What if the error isn’t a Postgrex.Error? In the Executor module responsible for running the job, there is an error-rescue/try-catch block that transforms errors into a proper error tuple. Note: Just generally capturing a general Postgrex.Error and assuming it means there’s already statistics isn’t advisable, but I didn’t want to spend forever on a simple example. As my mother says, “Do as I say, not as I do.”

Enqueuing Jobs

Finally, notice the StatisticsGenerator spawns another job for the DailyRankingProcessor worker.

|> Oban.insert()

This is a pretty common practice. Because of the concurrency limits placed on queues, it’s much easier to not overwhelm the database connection pool than it would be if we were to spawn a Task.async/1. If you have access to Oban.Pro, there is also a Workflow that defines dependencies when adding jobs to the workflow. Dependent jobs must finish before the subsequent jobs start. The other Oban.Pro worker types are again beyond the scope of this article.
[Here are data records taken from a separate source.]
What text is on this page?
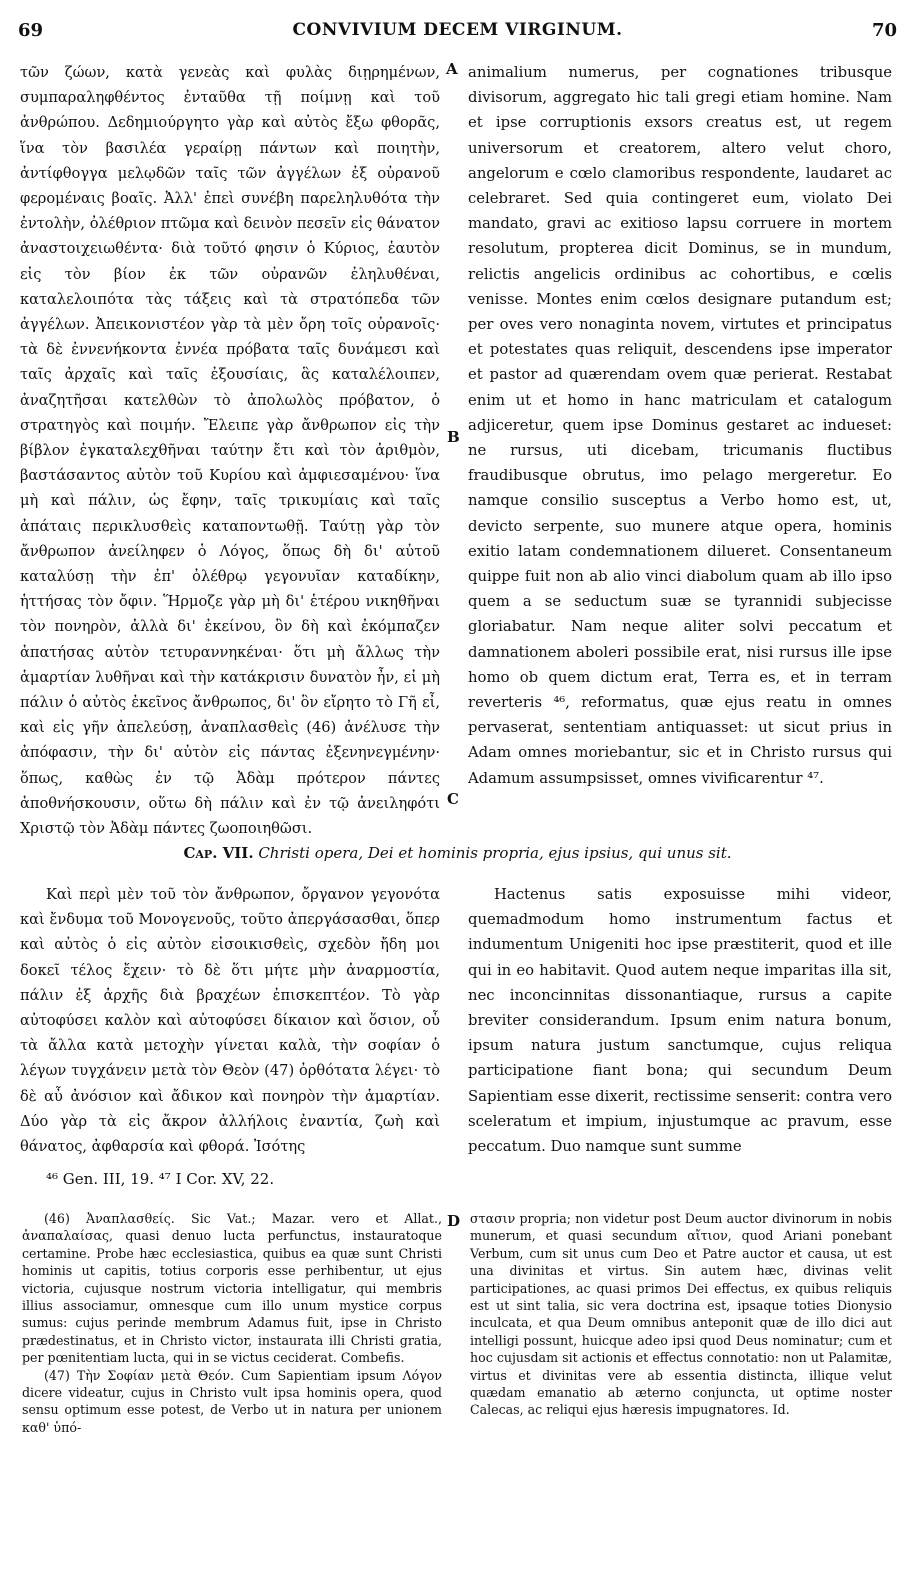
69	CONVIVIUM DECEM VIRGINUM.	70

τῶν ζώων, κατὰ γενεὰς καὶ φυλὰς διῃρημένων, συμπαραληφθέντος ἐνταῦθα τῇ ποίμνῃ καὶ τοῦ ἀνθρώπου. Δεδημιούργητο γὰρ καὶ αὐτὸς ἔξω φθορᾶς, ἵνα τὸν βασιλέα γεραίρῃ πάντων καὶ ποιητὴν, ἀντίφθογγα μελῳδῶν ταῖς τῶν ἀγγέλων ἐξ οὐρανοῦ φερομέναις βοαῖς. Ἀλλ' ἐπεὶ συνέβη παρεληλυθότα τὴν ἐντολὴν, ὀλέθριον πτῶμα καὶ δεινὸν πεσεῖν εἰς θάνατον ἀναστοιχειωθέντα· διὰ τοῦτό φησιν ὁ Κύριος, ἑαυτὸν εἰς τὸν βίον ἐκ τῶν οὐρανῶν ἐληλυθέναι, καταλελοιπότα τὰς τάξεις καὶ τὰ στρατόπεδα τῶν ἀγγέλων. Ἀπεικονιστέον γὰρ τὰ μὲν ὄρη τοῖς οὐρανοῖς· τὰ δὲ ἐννενήκοντα ἐννέα πρόβατα ταῖς δυνάμεσι καὶ ταῖς ἀρχαῖς καὶ ταῖς ἐξουσίαις, ἃς καταλέλοιπεν, ἀναζητῆσαι κατελθὼν τὸ ἀπολωλὸς πρόβατον, ὁ στρατηγὸς καὶ ποιμήν. Ἔλειπε γὰρ ἄνθρωπον εἰς τὴν βίβλον ἐγκαταλεχθῆναι ταύτην ἔτι καὶ τὸν ἀριθμὸν, βαστάσαντος αὐτὸν τοῦ Κυρίου καὶ ἀμφιεσαμένου· ἵνα μὴ καὶ πάλιν, ὡς ἔφην, ταῖς τρικυμίαις καὶ ταῖς ἀπάταις περικλυσθεὶς καταποντωθῇ. Ταύτῃ γὰρ τὸν ἄνθρωπον ἀνείληφεν ὁ Λόγος, ὅπως δὴ δι' αὐτοῦ καταλύσῃ τὴν ἐπ' ὀλέθρῳ γεγονυῖαν καταδίκην, ἡττήσας τὸν ὄφιν. Ἥρμοζε γὰρ μὴ δι' ἑτέρου νικηθῆναι τὸν πονηρὸν, ἀλλὰ δι' ἐκείνου, ὃν δὴ καὶ ἐκόμπαζεν ἀπατήσας αὐτὸν τετυραννηκέναι· ὅτι μὴ ἄλλως τὴν ἁμαρτίαν λυθῆναι καὶ τὴν κατάκρισιν δυνατὸν ἦν, εἰ μὴ πάλιν ὁ αὐτὸς ἐκεῖνος ἄνθρωπος, δι' ὃν εἴρητο τὸ Γῆ εἶ, καὶ εἰς γῆν ἀπελεύσῃ, ἀναπλασθεὶς (46) ἀνέλυσε τὴν ἀπόφασιν, τὴν δι' αὐτὸν εἰς πάντας ἐξενηνεγμένην· ὅπως, καθὼς ἐν τῷ Ἀδὰμ πρότερον πάντες ἀποθνήσκουσιν, οὕτω δὴ πάλιν καὶ ἐν τῷ ἀνειληφότι Χριστῷ τὸν Ἀδὰμ πάντες ζωοποιηθῶσι.

A
B
C
D

animalium numerus, per cognationes tribusque divisorum, aggregato hic tali gregi etiam homine. Nam et ipse corruptionis exsors creatus est, ut regem universorum et creatorem, altero velut choro, angelorum e cœlo clamoribus respondente, laudaret ac celebraret. Sed quia contingeret eum, violato Dei mandato, gravi ac exitioso lapsu corruere in mortem resolutum, propterea dicit Dominus, se in mundum, relictis angelicis ordinibus ac cohortibus, e cœlis venisse. Montes enim cœlos designare putandum est; per oves vero nonaginta novem, virtutes et principatus et potestates quas reliquit, descendens ipse imperator et pastor ad quærendam ovem quæ perierat. Restabat enim ut et homo in hanc matriculam et catalogum adjiceretur, quem ipse Dominus gestaret ac indueset: ne rursus, uti dicebam, tricumanis fluctibus fraudibusque obrutus, imo pelago mergeretur. Eo namque consilio susceptus a Verbo homo est, ut, devicto serpente, suo munere atque opera, hominis exitio latam condemnationem dilueret. Consentaneum quippe fuit non ab alio vinci diabolum quam ab illo ipso quem a se seductum suæ se tyrannidi subjecisse gloriabatur. Nam neque aliter solvi peccatum et damnationem aboleri possibile erat, nisi rursus ille ipse homo ob quem dictum erat, Terra es, et in terram reverteris ⁴⁶, reformatus, quæ ejus reatu in omnes pervaserat, sententiam antiquasset: ut sicut prius in Adam omnes moriebantur, sic et in Christo rursus qui Adamum assumpsisset, omnes vivificarentur ⁴⁷.

Cap. VII. Christi opera, Dei et hominis propria, ejus ipsius, qui unus sit.

Καὶ περὶ μὲν τοῦ τὸν ἄνθρωπον, ὄργανον γεγονότα καὶ ἔνδυμα τοῦ Μονογενοῦς, τοῦτο ἀπεργάσασθαι, ὅπερ καὶ αὐτὸς ὁ εἰς αὐτὸν εἰσοικισθεὶς, σχεδὸν ἤδη μοι δοκεῖ τέλος ἔχειν· τὸ δὲ ὅτι μήτε μὴν ἀναρμοστία, πάλιν ἐξ ἀρχῆς διὰ βραχέων ἐπισκεπτέον. Τὸ γὰρ αὐτοφύσει καλὸν καὶ αὐτοφύσει δίκαιον καὶ ὅσιον, οὗ τὰ ἄλλα κατὰ μετοχὴν γίνεται καλὰ, τὴν σοφίαν ὁ λέγων τυγχάνειν μετὰ τὸν Θεὸν (47) ὀρθότατα λέγει· τὸ δὲ αὖ ἀνόσιον καὶ ἄδικον καὶ πονηρὸν τὴν ἁμαρτίαν. Δύο γὰρ τὰ εἰς ἄκρον ἀλλήλοις ἐναντία, ζωὴ καὶ θάνατος, ἀφθαρσία καὶ φθορά. Ἰσότης

Hactenus satis exposuisse mihi videor, quemadmodum homo instrumentum factus et indumentum Unigeniti hoc ipse præstiterit, quod et ille qui in eo habitavit. Quod autem neque imparitas illa sit, nec inconcinnitas dissonantiaque, rursus a capite breviter considerandum. Ipsum enim natura bonum, ipsum natura justum sanctumque, cujus reliqua participatione fiant bona; qui secundum Deum Sapientiam esse dixerit, rectissime senserit: contra vero sceleratum et impium, injustumque ac pravum, esse peccatum. Duo namque sunt summe

⁴⁶ Gen. III, 19. ⁴⁷ I Cor. XV, 22.

(46) Ἀναπλασθείς. Sic Vat.; Mazar. vero et Allat., ἀναπαλαίσας, quasi denuo lucta perfunctus, instauratoque certamine. Probe hæc ecclesiastica, quibus ea quæ sunt Christi hominis ut capitis, totius corporis esse perhibentur, ut ejus victoria, cujusque nostrum victoria intelligatur, qui membris illius associamur, omnesque cum illo unum mystice corpus sumus: cujus perinde membrum Adamus fuit, ipse in Christo prædestinatus, et in Christo victor, instaurata illi Christi gratia, per pœnitentiam lucta, qui in se victus ceciderat. Combefis.

(47) Τὴν Σοφίαν μετὰ Θεόν. Cum Sapientiam ipsum Λόγον dicere videatur, cujus in Christo vult ipsa hominis opera, quod sensu optimum esse potest, de Verbo ut in natura per unionem καθ' ὑπό-

στασιν propria; non videtur post Deum auctor divinorum in nobis munerum, et quasi secundum αἴτιον, quod Ariani ponebant Verbum, cum sit unus cum Deo et Patre auctor et causa, ut est una divinitas et virtus. Sin autem hæc, divinas velit participationes, ac quasi primos Dei effectus, ex quibus reliquis est ut sint talia, sic vera doctrina est, ipsaque toties Dionysio inculcata, et qua Deum omnibus anteponit quæ de illo dici aut intelligi possunt, huicque adeo ipsi quod Deus nominatur; cum et hoc cujusdam sit actionis et effectus connotatio: non ut Palamitæ, virtus et divinitas vere ab essentia distincta, illique velut quædam emanatio ab æterno conjuncta, ut optime noster Calecas, ac reliqui ejus hæresis impugnatores. Id.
Enqueueing Jobs with Cron Plugin

To start the whole process off, we need to enqueue the StatisticsGenerator job. To do this in a daily manner, we will look at the final form of the configuration, specifically the plugins section.

config :oban_example, Oban,
  repo: ObanExample.Repo,
  plugins: [
     crontab: [
       {"@reboot", ObanExample.StatisticsGenerator},
       {"@daily", ObanExample.StatisticsGenerator}
  queues: [default: 10]

We’ll use the Cron Plugin to define two ways to enqueue the job. The first part of the tuple is what Oban calls a nickname. @reboot enqueues a job at startup of the app. @daily enqueues a job at midnight every day. This would cause duplicate jobs to be done on deploys, but there are strategies for handling it. You can either rely on the second job canceling when it finds entries already made, or set the unique key for a jobs options. The second one is probably more advisable, but the first would be good to do even if the unique key is set.

ETL + Oban

Let’s quickly review what all this has to do with ETL. While both workers technically define an ETL process, the DailyRankingProcessor is the core ETL pipeline. It loads statistics for the day, transforms them by sorting them into an ordered list, and then loads that list into a new database row.


And that’s all you need to run ETL processes in Oban! This is just scratching the surface of Oban’s functionality, but it’s also all you really need to do most simple tasks. Take a look around the docs (especially the Job and Worker modules) and see what you can do with it!